The Brewers Association (BA) announced their annual report on the Top 50 Craft Brewing Companies of 2016 on March 15th, 2017. It features the usual cast of characters that have been dominating the list for years: Boston Beer Co, Sierra Nevada Brewing, New Belgium Brewing, Deschutes Brewery, Stone Brewing, etc. For the third year running, the top spot was taken by Yuengling & Son with 2.7 million barrels of beer brewed (1 barrel = 31 gallons). Yuengling dethroned the reigning king of craft beer, Boston Beer Co, in 2014.
Despite Yuengling’s recent appearance on the list, it’s nearly six times older than Boston Beer Co. Two key changes were required for Yuengling to even make the list: 1st, the BA raised the maximum capacity to 6 million barrels and 2nd, they softened the traditional ingredients requirement to allow corn and rice. These two changes shot Yuengling to the top of the list.
There were several changes to the top part of the list in 2016. The #13 brewery, Firestone Walker, left the list as an independent brewery but didn’t disappear entirely. Its numbers folded into Duvel-Moortgat, its new parent company, which moved from #15 in 2015 to #6 in 2016. Duvel-Moortgat’s other American properties are Kansas City’s Boulevard Brewing and Cooperstown’s Brewery Ommegang.
There were two high ranking breweries that disappeared entirely from the list: Lagunitas Brewing (#6 in 2015) and Ballast Point Brewing (#11 in 2015). Dutch international brewing conglomerate Heineken purchased a 50% stake in Lagunitas which violates the BA’s limit of more than 25% being owned by a non-craft brewery. Ballast Point sold to drinks company Constellation Brands for a whopping $1 billion.
Another brewery that moved up the list thanks to an acquisition was Oskar Blues. They moved from #24 in 2014 to #14 the next year after acquiring Cigar City Brewing. Oscar Blues Holding Company hit #10 in 2016.
Narrangasett, the once defunct New England brewery, rode a wave of classic lager brand nostalgia in combination with a variety of craft recipes to the #36 spot in 2016, 11 years after the brand was brought back from the dead under new, independent ownership.
And while this list and the associated stats are interesting, the link attached to the bottom of the annotated Top 50 Overall Brewing Company list is far more intriguing. In past years, the notes were used to list the various brands sold by the giant beer mega corporations like AB-InBev or MolsonCoors. The 2016 list features a large list of notes attached to familiar brewery names and less familiar holding companies. Over the last few years, it’s not just AB-InBev and MolsonCoors buying craft breweries, but craft breweries buying other craft breweries.
Companies like Gambrinus, owner of Bridgeport, Shiner, and Trumer, and Artisanal Brewing Ventures, the merged entity of Victory and Southern Tier, are becoming not just rare exceptions, but the norm in today’s beer business climate. To muddy the waters even further, one of the companies listed in the US based top 50 Craft Brewing Companies is Belgian. Duvel-Moortgat, while a foreign company, is a family-owned company that owns three prominent US breweries. Boston Beer Company, in contrast, is a publicly traded company with a little over ⅓ of the stocks owned by Jim Koch, the original owner.
What is “Craft” Beer? Twenty-six percent of the Top 50 Craft Brewing Companies aren’t what would be considered a “traditional” single brewery selling their own beer. If we expand this list further to breweries with multiple facilities (like Sierra Nevada’s Chico and Asheville breweries), the list climbs to 42%. One can see why the BA is having trouble with a definition that’s concise, inclusive, and meaningful. As it stands, the current definition is only succeeding at being inclusive.
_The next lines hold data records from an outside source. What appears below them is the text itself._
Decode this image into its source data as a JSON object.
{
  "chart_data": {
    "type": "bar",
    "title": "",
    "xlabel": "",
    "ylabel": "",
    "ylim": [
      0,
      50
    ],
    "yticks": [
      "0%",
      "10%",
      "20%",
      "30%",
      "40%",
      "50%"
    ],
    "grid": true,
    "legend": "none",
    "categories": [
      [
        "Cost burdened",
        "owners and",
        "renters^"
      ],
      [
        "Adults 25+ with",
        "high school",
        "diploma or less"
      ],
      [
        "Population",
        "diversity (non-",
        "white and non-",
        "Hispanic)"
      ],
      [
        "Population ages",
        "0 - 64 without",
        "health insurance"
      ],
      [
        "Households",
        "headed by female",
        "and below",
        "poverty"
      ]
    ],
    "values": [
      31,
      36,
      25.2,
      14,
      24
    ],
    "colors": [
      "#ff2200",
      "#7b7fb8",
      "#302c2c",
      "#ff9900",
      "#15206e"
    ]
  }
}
It includes a $2 billion dollar publicly traded company, a revived legacy brand that has been contract brewing for 12 years (their own facility is slated to open this year), a foreign family-owned brewery, craft breweries who own other craft breweries, adjunct-using but traditional family-owned breweries, and breweries owned by venture capitalists and investment firms. The waters of craft beer are becoming more and more murky as the segment develops. In fact, it’s probably easier to figure out what isn’t “craft” when you look at the BA definition: any brand owned by AB-InBev (including their stake in Craft Brands Alliance), MolsonCoors, Pabst, Heineken, and Constellation brands. If it’s owned by one of those entities, it’s not craft.
The BA is in a precarious position. If they tighten their definition, they risk alienating powerful money donors. If they keep the current standards or continue loosening them, they risk their relevance with brewers and consumers. Currently, they are the voice of Craft Brewing in the US, but as the segment continues to evolve, they will have to figure out how to walk the line between the traditional face of Craft Brewing and the new economic reality of modern Craft Brewing.